Hacerse cargo de la verdad no es tarea sencilla. Significa no imponer excusas, significa no pedir disculpas falsas y carentes de sinceridad. Significa no arrepentirse de los propios actos y aceptar las consecuencias. Hay cierta “necesidad” en tapar la verdad sobre nuestras acciones, y las verdaderas intenciones tras ellas. Es una necesidad alimentada por un miedo nefasto. Miedo a que NUESTRA verdad no sea bien recibida. En realidad, hasta ese mismo miedo puede considerarse hipócrita, pues es solo excusa de una proyección de soledad a futuro, fundada en el egocentrismo y posible coacción sobre nuestro accionar. Coacción que, supuestamente, los demás ejercerían afectados por una verdad ajena (la nuestra). Pues, todo este rollo de blasfemia cotidiana, y disfrazado de falsa consciencia es un circulo vicioso atraedor de mentiras, engaños, desencuentros, cargos de conciencia, dolor, proyecciones y falsos apegos. ¿Tan idiotas somos como para no darnos cuenta de que este círculo vicioso solo se rompe con decir la verdad y hacernos cargo de ella? ¿No es eso, acaso, el ser consciente de los propios actos? ¡Cuán liberador es decir lo que uno piensa a consciencia! ¡Y si no estamos seguros de lo que decimos mejor cerrar la boca!

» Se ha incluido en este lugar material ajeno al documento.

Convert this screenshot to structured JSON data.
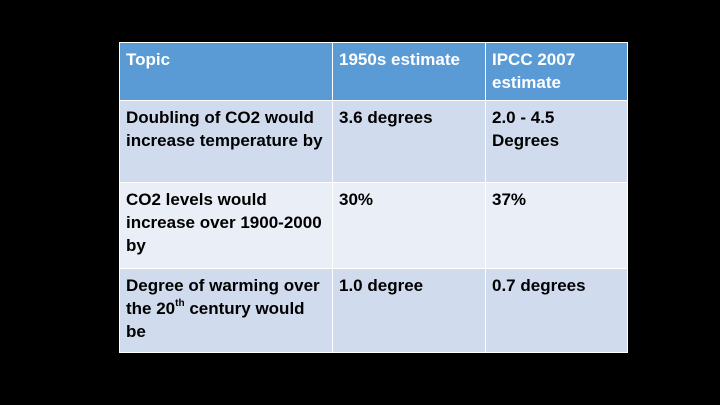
{
  "table": {
    "headers": [
      "Topic",
      "1950s estimate",
      "IPCC 2007 estimate"
    ],
    "rows": [
      {
        "topic": "Doubling of CO2 would increase temperature by",
        "estimate_1950s": "3.6 degrees",
        "estimate_ipcc_2007": "2.0 - 4.5 Degrees"
      },
      {
        "topic": "CO2 levels would increase over 1900-2000 by",
        "estimate_1950s": "30%",
        "estimate_ipcc_2007": "37%"
      },
      {
        "topic_before": "Degree of warming over the 20",
        "topic_sup": "th",
        "topic_after": " century would be",
        "estimate_1950s": "1.0 degree",
        "estimate_ipcc_2007": "0.7 degrees"
      }
    ]
  },
  "colors": {
    "background": "#000000",
    "header_fill": "#5b9bd5",
    "row_odd_fill": "#d0dbee",
    "row_even_fill": "#e9eef7",
    "border": "#ffffff"
  }
}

No está demás decir “te amo” si lo sentimos en determinado momento. ¡Está demás pensar que debemos sentirlo todo el tiempo! Porque ese “te amo” es tan efímero como las palabras. Tan limitado como el lenguaje y la escritura. El verdadero amor es aquel incondicional. Aquel que no pide nada a cambio. Aquel que no tiene excusas, que no pide perdón y que no se arrepiente. El verdadero AMOR, el incondicional, es aquel definido por todo lo que no es: Excusas, disculpas y arrepentimientos. Estas acciones son aquella polaridad de la cuestión en sí. El otro extremo: MIEDO. Miedo a estar solos. ¡Criatura idiota! Venimos y nos vamos de éste mundo completamente solos, y el tiempo que “vivimos” en él estamos y somos completos. Vivimos aterrados con la idea de una carrera contra el tiempo tratando de encontrar complementarios. ¡Idiota iluso! No se puede complementar lo que ya está completo. Se puede sumar y compartir, pero completar no solo es innecesario sino imposible.

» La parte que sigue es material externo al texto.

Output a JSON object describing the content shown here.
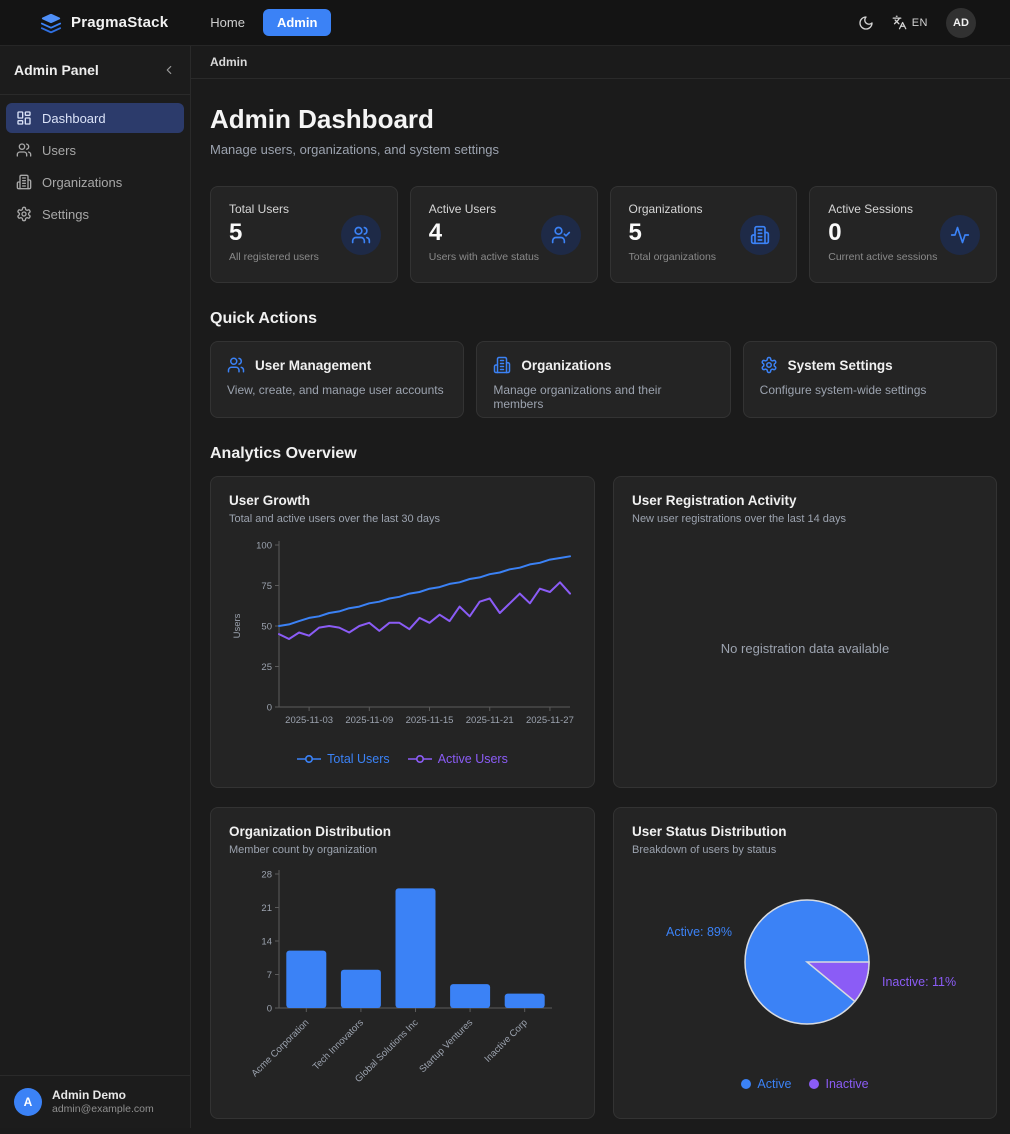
{
  "navbar": {
    "brand": "PragmaStack",
    "brand_icon": "layers-icon",
    "links": [
      {
        "label": "Home",
        "active": false
      },
      {
        "label": "Admin",
        "active": true
      }
    ],
    "theme_icon": "moon-icon",
    "language_icon": "translate-icon",
    "language": "EN",
    "avatar_initials": "AD"
  },
  "sidebar": {
    "title": "Admin Panel",
    "collapse_icon": "chevron-left-icon",
    "items": [
      {
        "label": "Dashboard",
        "icon": "dashboard-icon",
        "active": true
      },
      {
        "label": "Users",
        "icon": "users-icon",
        "active": false
      },
      {
        "label": "Organizations",
        "icon": "building-icon",
        "active": false
      },
      {
        "label": "Settings",
        "icon": "gear-icon",
        "active": false
      }
    ],
    "user": {
      "initial": "A",
      "name": "Admin Demo",
      "email": "admin@example.com"
    }
  },
  "breadcrumb": "Admin",
  "header": {
    "title": "Admin Dashboard",
    "subtitle": "Manage users, organizations, and system settings"
  },
  "stats": [
    {
      "label": "Total Users",
      "value": "5",
      "description": "All registered users",
      "icon": "users-icon"
    },
    {
      "label": "Active Users",
      "value": "4",
      "description": "Users with active status",
      "icon": "user-check-icon"
    },
    {
      "label": "Organizations",
      "value": "5",
      "description": "Total organizations",
      "icon": "building-icon"
    },
    {
      "label": "Active Sessions",
      "value": "0",
      "description": "Current active sessions",
      "icon": "activity-icon"
    }
  ],
  "quick_actions": {
    "heading": "Quick Actions",
    "cards": [
      {
        "title": "User Management",
        "description": "View, create, and manage user accounts",
        "icon": "users-icon"
      },
      {
        "title": "Organizations",
        "description": "Manage organizations and their members",
        "icon": "building-icon"
      },
      {
        "title": "System Settings",
        "description": "Configure system-wide settings",
        "icon": "gear-icon"
      }
    ]
  },
  "analytics": {
    "heading": "Analytics Overview"
  },
  "colors": {
    "accent": "#3b82f6",
    "purple": "#8b5cf6",
    "active_item_bg": "#2c3b6b"
  },
  "chart_data": [
    {
      "type": "line",
      "title": "User Growth",
      "subtitle": "Total and active users over the last 30 days",
      "ylabel": "Users",
      "ylim": [
        0,
        100
      ],
      "y_ticks": [
        0,
        25,
        50,
        75,
        100
      ],
      "grid": false,
      "legend_position": "bottom",
      "x": [
        "2025-10-31",
        "2025-11-01",
        "2025-11-02",
        "2025-11-03",
        "2025-11-04",
        "2025-11-05",
        "2025-11-06",
        "2025-11-07",
        "2025-11-08",
        "2025-11-09",
        "2025-11-10",
        "2025-11-11",
        "2025-11-12",
        "2025-11-13",
        "2025-11-14",
        "2025-11-15",
        "2025-11-16",
        "2025-11-17",
        "2025-11-18",
        "2025-11-19",
        "2025-11-20",
        "2025-11-21",
        "2025-11-22",
        "2025-11-23",
        "2025-11-24",
        "2025-11-25",
        "2025-11-26",
        "2025-11-27",
        "2025-11-28",
        "2025-11-29"
      ],
      "x_tick_indices": [
        3,
        9,
        15,
        21,
        27
      ],
      "series": [
        {
          "name": "Total Users",
          "color": "#3b82f6",
          "values": [
            50,
            51,
            53,
            55,
            56,
            58,
            59,
            61,
            62,
            64,
            65,
            67,
            68,
            70,
            71,
            73,
            74,
            76,
            77,
            79,
            80,
            82,
            83,
            85,
            86,
            88,
            89,
            91,
            92,
            93
          ]
        },
        {
          "name": "Active Users",
          "color": "#8b5cf6",
          "values": [
            45,
            42,
            46,
            44,
            49,
            50,
            49,
            46,
            50,
            52,
            47,
            52,
            52,
            48,
            55,
            52,
            57,
            53,
            62,
            56,
            65,
            67,
            58,
            64,
            70,
            64,
            73,
            71,
            77,
            70
          ]
        }
      ]
    },
    {
      "type": "line",
      "title": "User Registration Activity",
      "subtitle": "New user registrations over the last 14 days",
      "series": [],
      "note": "No registration data available"
    },
    {
      "type": "bar",
      "title": "Organization Distribution",
      "subtitle": "Member count by organization",
      "categories": [
        "Acme Corporation",
        "Tech Innovators",
        "Global Solutions Inc",
        "Startup Ventures",
        "Inactive Corp"
      ],
      "values": [
        12,
        8,
        25,
        5,
        3
      ],
      "ylim": [
        0,
        28
      ],
      "y_ticks": [
        0,
        7,
        14,
        21,
        28
      ],
      "bar_color": "#3b82f6",
      "grid": false
    },
    {
      "type": "pie",
      "title": "User Status Distribution",
      "subtitle": "Breakdown of users by status",
      "slices": [
        {
          "name": "Active",
          "pct": 89,
          "color": "#3b82f6",
          "label": "Active: 89%"
        },
        {
          "name": "Inactive",
          "pct": 11,
          "color": "#8b5cf6",
          "label": "Inactive: 11%"
        }
      ],
      "legend_position": "bottom"
    }
  ]
}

Aquel que no tiene miedo es el encaminado hacia la libertad. Aquel que no tiene miedo es quien AMA. Aquel que no tiene miedo vive, los demás solo idealizan realidades sumergidos en la ignorancia de su SER y su ESENCIA. Idiotizados por la tercerización y personalización de una figura material y finita, que falsamente centralizada, los aleja de la verdadera naturaleza de su existencia. Atados a tablas y pasados. Idealizando futuros y negando lo único que existe: El presente. Esclavizados bajo promesas falsas y subordinados de idiotas mayores. Cegados con estiércol histórico-socio-cultural y educados en doctrinas esclavizantes de eterno retorno emocional y estancamiento evolutivo nos convertimos en títeres de titiriteros. Mas, yo odio a los títeres y a los titiriteros. Yo quiero ser creador. Y quien crea tiene que destruir, como quien destruye el mármol para crear la escultura. ¡YO SOY!